With his novels, Gunnells has proven himself an unrivaled master at fostering dread, and that talent carries through in Haunted Places. The prose is scalpel-sharp, speedy, intense, brimming with a judicious irony fondly reminiscent of the classic television show The Twilight Zone, and like Rod Serling’s miniature morality tales, Gunnells excels at upending expectations. There are no perfect people in these stories, no simplistic black-and-white answers or hero-and-villain identities; catharsis here is not found in maintaining some idealized status quo. There are only ordinary men and women with realistic faults striving to do their best in outlandish situations, and often what appears to be their surface motivations are in due time revealed as exactly the opposite. This extends even to the antagonists: the true enemies of Haunted Places aren’t standard-issue stock horror boogeymen, rather our own flawed misdeeds and, more than anything, a lack of empathy for others.
Though each entry in the collection has merit, five stories stand out from the rest for their inventiveness and affecting emotional depth. The quirky satire ‘Door To Door’ delivers dagger-like jabs at both organized religion and mindless consumerism when a cynical woman buys a custom-made package of spiritual beliefs from a traveling salesman.
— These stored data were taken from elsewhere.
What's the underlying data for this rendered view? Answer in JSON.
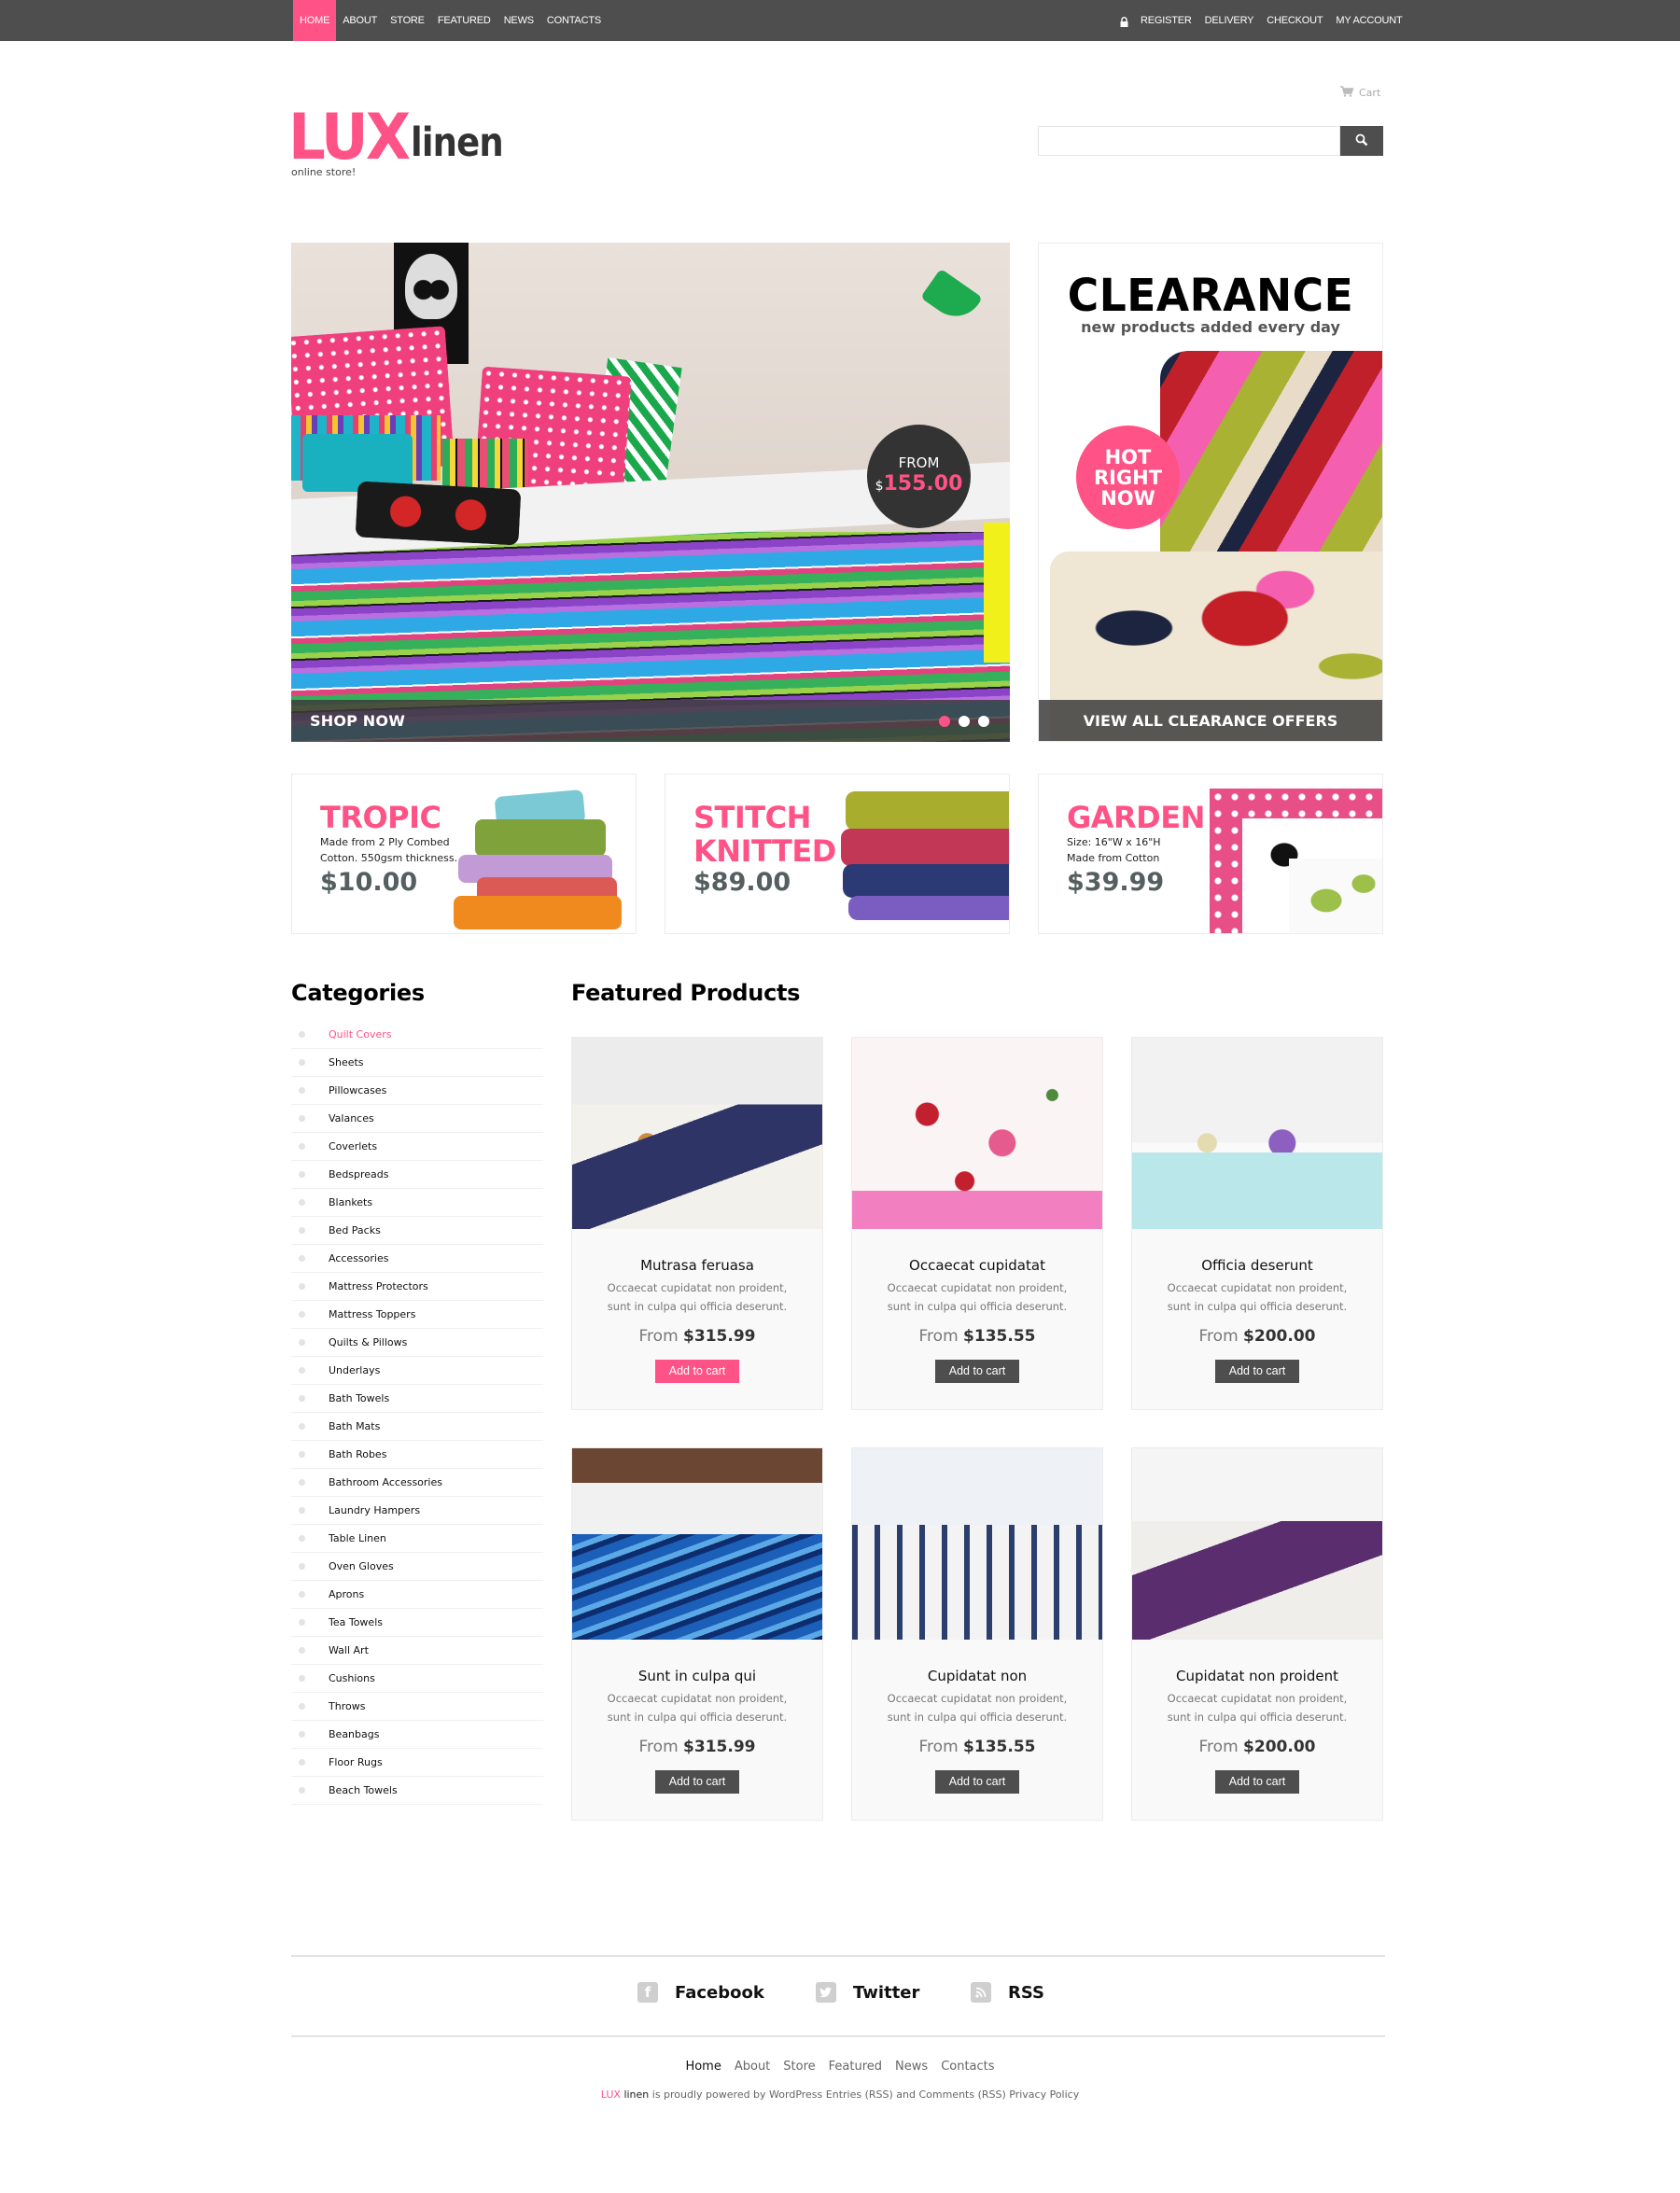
{
  "topnav": {
    "left": [
      {
        "label": "HOME",
        "active": true
      },
      {
        "label": "ABOUT"
      },
      {
        "label": "STORE"
      },
      {
        "label": "FEATURED"
      },
      {
        "label": "NEWS"
      },
      {
        "label": "CONTACTS"
      }
    ],
    "right": [
      {
        "label": "REGISTER"
      },
      {
        "label": "DELIVERY"
      },
      {
        "label": "CHECKOUT"
      },
      {
        "label": "MY ACCOUNT"
      }
    ]
  },
  "header": {
    "logo_part1": "LUX",
    "logo_part2": "linen",
    "tagline": "online store!",
    "cart_label": "Cart",
    "search_value": "",
    "search_placeholder": ""
  },
  "slider": {
    "cta": "SHOP NOW",
    "price_prefix": "FROM",
    "price_currency": "$",
    "price_amount": "155.00",
    "slides_total": 3,
    "active_slide": 1
  },
  "clearance": {
    "title": "CLEARANCE",
    "subtitle": "new products added  every day",
    "badge": "HOT\nRIGHT\nNOW",
    "cta": "VIEW ALL CLEARANCE OFFERS"
  },
  "promos": [
    {
      "title": "TROPIC",
      "desc": [
        "Made from 2 Ply Combed",
        "Cotton. 550gsm thickness."
      ],
      "price": "$10.00"
    },
    {
      "title": "STITCH KNITTED",
      "title_lines": [
        "STITCH",
        "KNITTED"
      ],
      "desc": [],
      "price": "$89.00"
    },
    {
      "title": "GARDEN",
      "desc": [
        "Size: 16\"W x 16\"H",
        "Made from Cotton"
      ],
      "price": "$39.99"
    }
  ],
  "categories": {
    "heading": "Categories",
    "items": [
      "Quilt Covers",
      "Sheets",
      "Pillowcases",
      "Valances",
      "Coverlets",
      "Bedspreads",
      "Blankets",
      "Bed Packs",
      "Accessories",
      "Mattress Protectors",
      "Mattress Toppers",
      "Quilts & Pillows",
      "Underlays",
      "Bath Towels",
      "Bath Mats",
      "Bath Robes",
      "Bathroom Accessories",
      "Laundry Hampers",
      "Table Linen",
      "Oven Gloves",
      "Aprons",
      "Tea Towels",
      "Wall Art",
      "Cushions",
      "Throws",
      "Beanbags",
      "Floor Rugs",
      "Beach Towels"
    ],
    "active_index": 0
  },
  "featured": {
    "heading": "Featured Products",
    "price_prefix": "From",
    "button_label": "Add to cart",
    "products": [
      {
        "name": "Mutrasa feruasa",
        "desc1": "Occaecat cupidatat non proident,",
        "desc2": "sunt in culpa qui officia deserunt.",
        "price": "$315.99",
        "highlight": true
      },
      {
        "name": "Occaecat cupidatat",
        "desc1": "Occaecat cupidatat non proident,",
        "desc2": "sunt in culpa qui officia deserunt.",
        "price": "$135.55"
      },
      {
        "name": "Officia deserunt",
        "desc1": "Occaecat cupidatat non proident,",
        "desc2": "sunt in culpa qui officia deserunt.",
        "price": "$200.00"
      },
      {
        "name": "Sunt in culpa qui",
        "desc1": "Occaecat cupidatat non proident,",
        "desc2": "sunt in culpa qui officia deserunt.",
        "price": "$315.99"
      },
      {
        "name": "Cupidatat non",
        "desc1": "Occaecat cupidatat non proident,",
        "desc2": "sunt in culpa qui officia deserunt.",
        "price": "$135.55"
      },
      {
        "name": "Cupidatat non proident",
        "desc1": "Occaecat cupidatat non proident,",
        "desc2": "sunt in culpa qui officia deserunt.",
        "price": "$200.00"
      }
    ]
  },
  "footer": {
    "social": [
      {
        "label": "Facebook",
        "icon": "facebook-icon"
      },
      {
        "label": "Twitter",
        "icon": "twitter-icon"
      },
      {
        "label": "RSS",
        "icon": "rss-icon"
      }
    ],
    "nav": [
      "Home",
      "About",
      "Store",
      "Featured",
      "News",
      "Contacts"
    ],
    "credit_lux": "LUX",
    "credit_linen": "linen",
    "credit_text": " is proudly powered by WordPress Entries (RSS) and Comments (RSS) Privacy Policy"
  },
  "colors": {
    "accent": "#ff5286",
    "topbar": "#4e4e4e",
    "dark_button": "#4e4e4e"
  }
}
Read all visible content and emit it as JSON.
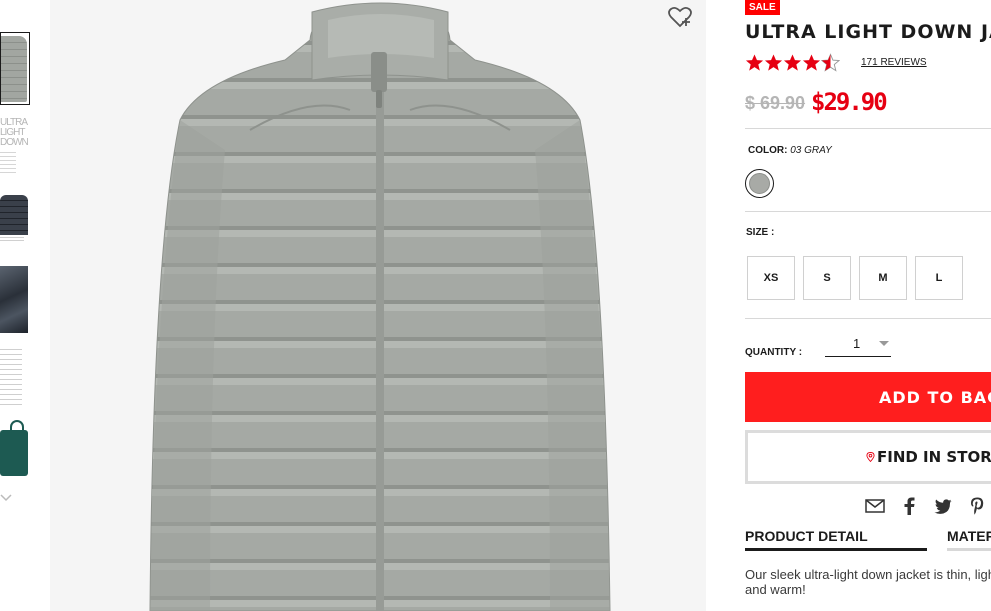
{
  "product": {
    "badge": "SALE",
    "title": "ULTRA LIGHT DOWN JACKET",
    "rating_stars": 4.5,
    "reviews": "171 REVIEWS",
    "price_original": "$ 69.90",
    "price_sale": "$29.90",
    "color_label": "COLOR:",
    "color_value": "03 GRAY",
    "swatch_color": "#a8aaa6",
    "size_label": "SIZE :",
    "sizes": [
      "XS",
      "S",
      "M",
      "L"
    ],
    "quantity_label": "QUANTITY :",
    "quantity_value": "1",
    "add_to_bag": "ADD TO BAG",
    "find_in_store": "FIND IN STORE",
    "tabs": [
      "PRODUCT DETAIL",
      "MATERIALS"
    ],
    "description": "Our sleek ultra-light down jacket is thin, light and warm!"
  },
  "thumbnails": {
    "text_thumb": "ULTRA LIGHT DOWN"
  },
  "share_icons": [
    "email-icon",
    "facebook-icon",
    "twitter-icon",
    "pinterest-icon"
  ],
  "colors": {
    "sale_red": "#ff0000",
    "price_red": "#e60012",
    "button_red": "#ff1e1e",
    "jacket_gray": "#a4a8a3"
  }
}
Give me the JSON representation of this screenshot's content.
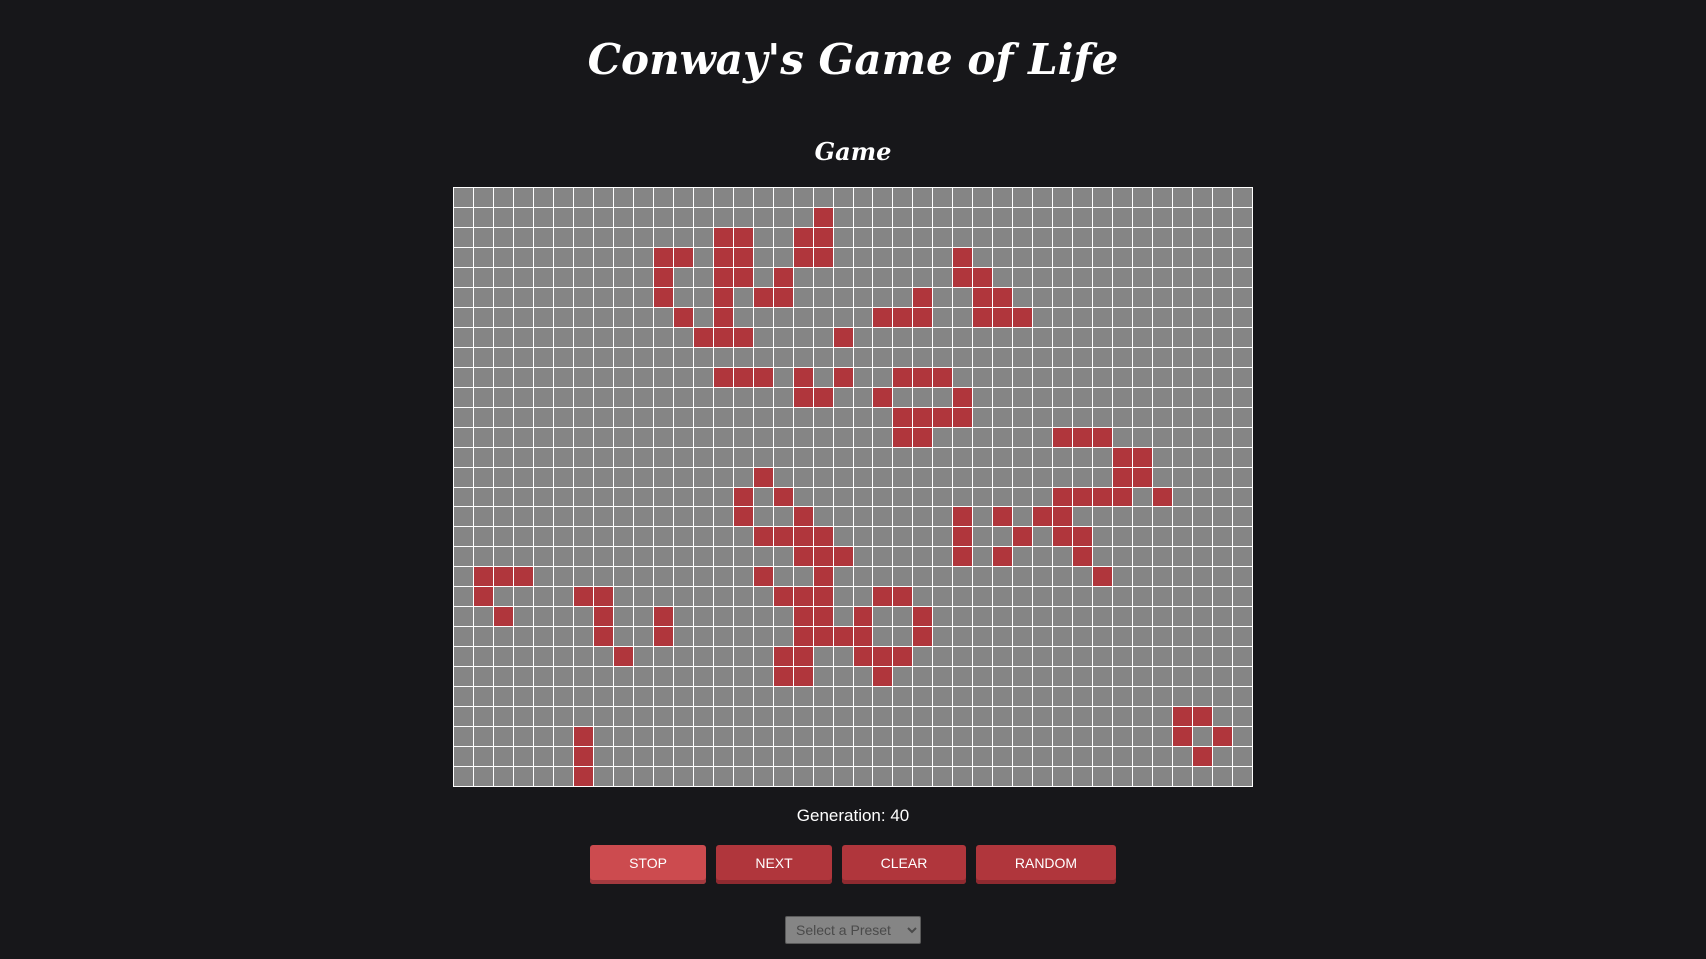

Unflinching in its cause-and-effect appraisal of bullying and serving as a stark commentary on America’s epidemic of mass gun violence, ‘Before And Aftermath’ chronicles the sad, disturbing, and ultimately tragic circumstances that transform a shy, awkward teen into a merciless school shooter.
For sheer desperation, little equals the heart-rending despair that leads a new mother struggling to bond with her infant son to the ‘End Of Her Rope’; this story’s simple power is that’s its horror has nothing to do with vampires, zombies or masked slashers, only the unpolished mirror of a true-to-life situation that’s all too terrifyingly common.
None of Gunnells’ stories invoke the off-kilter paranoia of The Twilight Zone better than the book’s penultimate tale, ‘The Pigmalion Pigs’; Joe is disappointed to learn that his favorite childhood book now has a new, misspelled title and a different ending when he buys a copy to read to his young daughter. Insistent that his memories aren’t wrong, he begins an obsessive quest that may involve spanning alternate realities and losing everything he holds dear to uncover the truth.
In the end, however, it’s impossible to top the crown jewel of Haunted Places, ‘Walk A Mile In Another Man’s Face’: When meek Adam and his high school tormentor Jimmy are coerced into literally trading faces by their principal as part of a program to allow each youth a greater understanding of the other, it unleashes an unpredictable role-reversal rife with betrayal, familial abuse, self-loathing and, ultimately, brutal revenge.
With superlative depth of character and heady narrative twists, there is undoubtedly something for every fear fan in Haunted Places and Other Stories. An unusually strong collection, I hereby grant it the full 5 (out of 5) on my Fang Scale. For a dark and stormy night there’s no better reading than this.